On 04/08/13 13:08, Ron Pressler wrote:
> Now, we're trying to use FJ for scheduling a message-passing component, and I've
> noticed a performance issue that the code below demonstrates. This is a
> degenerate case where only one FJTask is active at a time -- a single task is
> submitted, which forks a single task and terminates. The new task subsequently
> forks another one and so on.
>
> When the parallelism level is set to 1, a run completes in about 35ms on my
> machine. When it is set to 4 (I'm running on a 4-core i7, 8 virtual cores), that
> duration rises above 120ms. The NetBeans profiler shows the hot-spot to be
> ForkJoinPool.WorkQueue.push(), and, in particular, its call to
> ForkJoinPool.signalWork. The NetBeans profiler provides far-from-definite proof,
> but further testing has shown that this may, in fact, be true.

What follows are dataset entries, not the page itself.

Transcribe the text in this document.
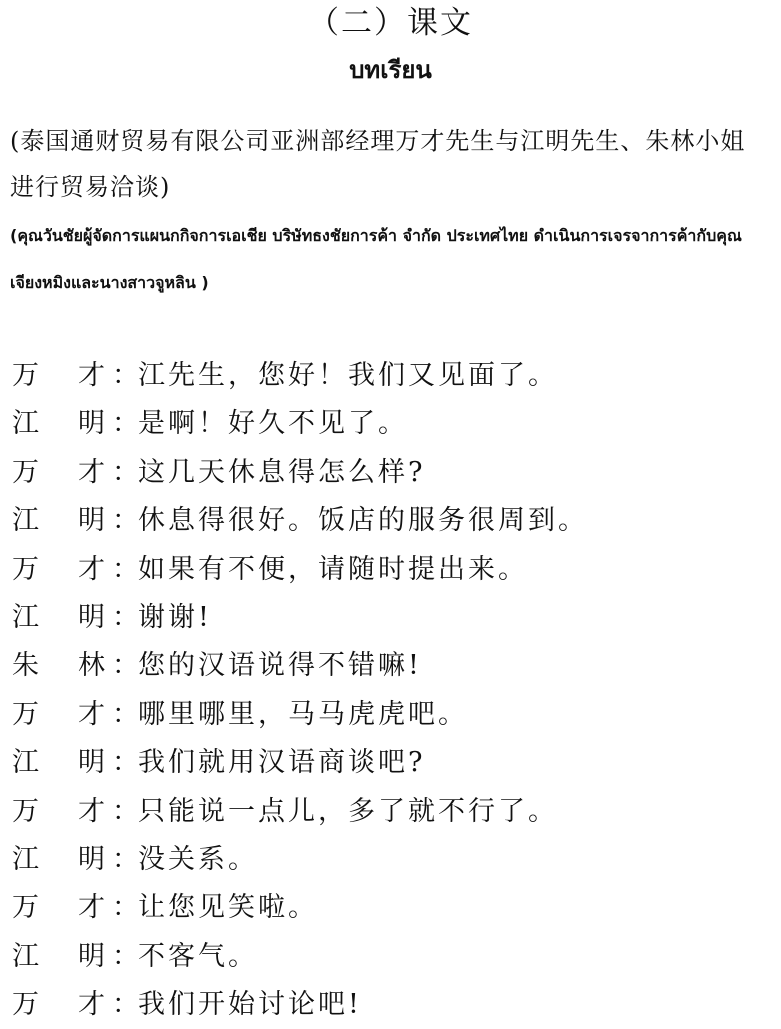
（二）课文
บทเรียน
(泰国通财贸易有限公司亚洲部经理万才先生与江明先生、朱林小姐进行贸易洽谈)
(คุณวันชัยผู้จัดการแผนกกิจการเอเชีย บริษัทธงชัยการค้า จำกัด ประเทศไทย ดำเนินการเจรจาการค้ากับคุณเจียงหมิงและนางสาวจูหลิน )
万 才 ： 江先生，您好！我们又见面了。
江 明 ： 是啊！好久不见了。
万 才 ： 这几天休息得怎么样?
江 明 ： 休息得很好。饭店的服务很周到。
万 才 ： 如果有不便，请随时提出来。
江 明 ： 谢谢!
朱 林 ： 您的汉语说得不错嘛!
万 才 ： 哪里哪里，马马虎虎吧。
江 明 ： 我们就用汉语商谈吧?
万 才 ： 只能说一点儿，多了就不行了。
江 明 ： 没关系。
万 才 ： 让您见笑啦。
江 明 ： 不客气。
万 才 ： 我们开始讨论吧!
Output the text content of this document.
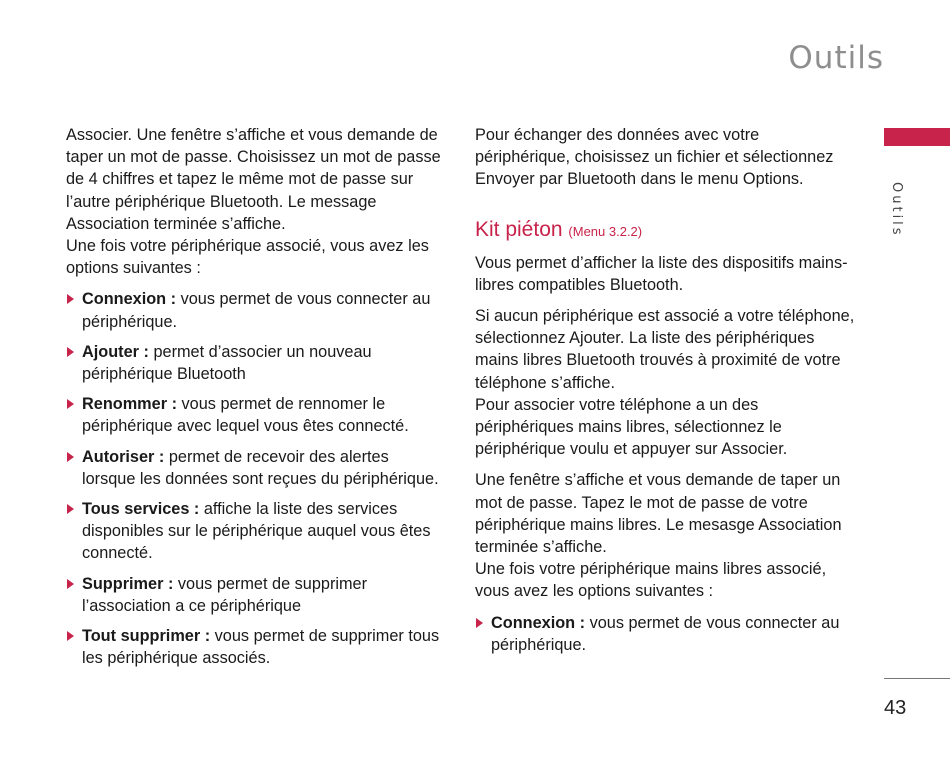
Outils
Outils

Associer. Une fenêtre s’affiche et vous demande de taper un mot de passe. Choisissez un mot de passe de 4 chiffres et tapez le même mot de passe sur l’autre périphérique Bluetooth. Le message Association terminée s’affiche.

Une fois votre périphérique associé, vous avez les options suivantes :

Connexion : vous permet de vous connecter au périphérique.

Ajouter : permet d’associer un nouveau périphérique Bluetooth

Renommer : vous permet de rennomer le périphérique avec lequel vous êtes connecté.

Autoriser : permet de recevoir des alertes lorsque les données sont reçues du périphérique.

Tous services : affiche la liste des services disponibles sur le périphérique auquel vous êtes connecté.

Supprimer : vous permet de supprimer l’association a ce périphérique

Tout supprimer : vous permet de supprimer tous les périphérique associés.

Pour échanger des données avec votre périphérique, choisissez un fichier et sélectionnez Envoyer par Bluetooth dans le menu Options.

Kit piéton (Menu 3.2.2)

Vous permet d’afficher la liste des dispositifs mains-libres compatibles Bluetooth.

Si aucun périphérique est associé a votre téléphone, sélectionnez Ajouter. La liste des périphériques mains libres Bluetooth trouvés à proximité de votre téléphone s’affiche.

Pour associer votre téléphone a un des périphériques mains libres, sélectionnez le périphérique voulu et appuyer sur Associer.

Une fenêtre s’affiche et vous demande de taper un mot de passe. Tapez le mot de passe de votre périphérique mains libres. Le mesasge Association terminée s’affiche.

Une fois votre périphérique mains libres associé, vous avez les options suivantes :

Connexion : vous permet de vous connecter au périphérique.

43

In our code, when
> some computation takes place in the tasks, NetBeans attributes almost 40% of CPU
> time to WorkQueue.push().
>
> It seems that this should actually be a simple case, with only one non-idle
> Worker continually executing each new task as it forks. However, it seems like
> in this case (and unlike with our other FJ uses), the pool is sensitive to the
> parallelism level, which could be a problem.
>

The underlying issue is that the pushing task does not know that
the single worker is already available, so activates another.
(It can take a few dozen nanoseconds for workers to rescan before
idling.) So it is not so much parallelism-level as intrinsic raciness.
This turns out to be a common issue when processing small Streams
in upcoming jdk8 support, so I've been working to improve it.